Composition of C# iterator methods

Iterator methods in C# or one of my favorite features of that language. I do not use it all that often, but it is nice to know it is there. If you are not sure what they are, here’s a little example:

public IEnumerable<int> Iota(int from, int count)
{
  for (int offset = 0; offset < count; ++offset)
    yield return from + offset;
}

They allow you to lazily generate any sequence directly in code. For example, I like to use them when generating a list of errors on a complex input (think compiler errors). The presence of the yield contextual keyword transforms the function body into a state machine, allowing you to pause it until you need the next value.

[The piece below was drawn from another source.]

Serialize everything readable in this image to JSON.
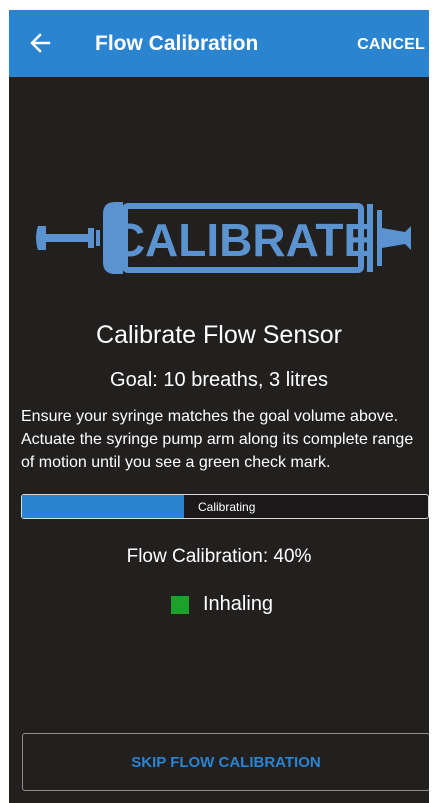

However, this makes it a little more difficult to compose such iterator methods, and in reverse, refactor a complex iterator method into several smaller ones. It was not obvious to me right away how to do it at all in a ‘this always works’ manner, so I am sharing how I do it here. Consider this slightly more complex iterator method:

public IEnumerable<int> IotaAndBack(int from, int count)
{
  for (int offset = 0; offset < count; ++offset)
    yield return from + offset;

  for (int offset = 0; offset < count; ++offset)
    yield return from + count - offset - 1;
}

Now we want to extract both loops into their own functions. My one-size-fits-all solution is this:

public IEnumerable<int> AndBack(int from, int count)
{
  for (int offset = 0; offset < count; ++offset)
    yield return from + count - offset - 1;
}

public IEnumerable<int> IotaAndBack(int from, int count)
{
  foreach (var x in Iota(from, count))
     yield return x;

  foreach (var x in AndBack(from, count))
     yield return x;
}

As you can see, a little ‘foreach harness’ is needed to compose the parts into the outer function. Of course, in a simple case like this, the LINQ version Iota(from, count).Concat(AndBack(from, count)) also works. But that only works when the outer function is sufficiently simple.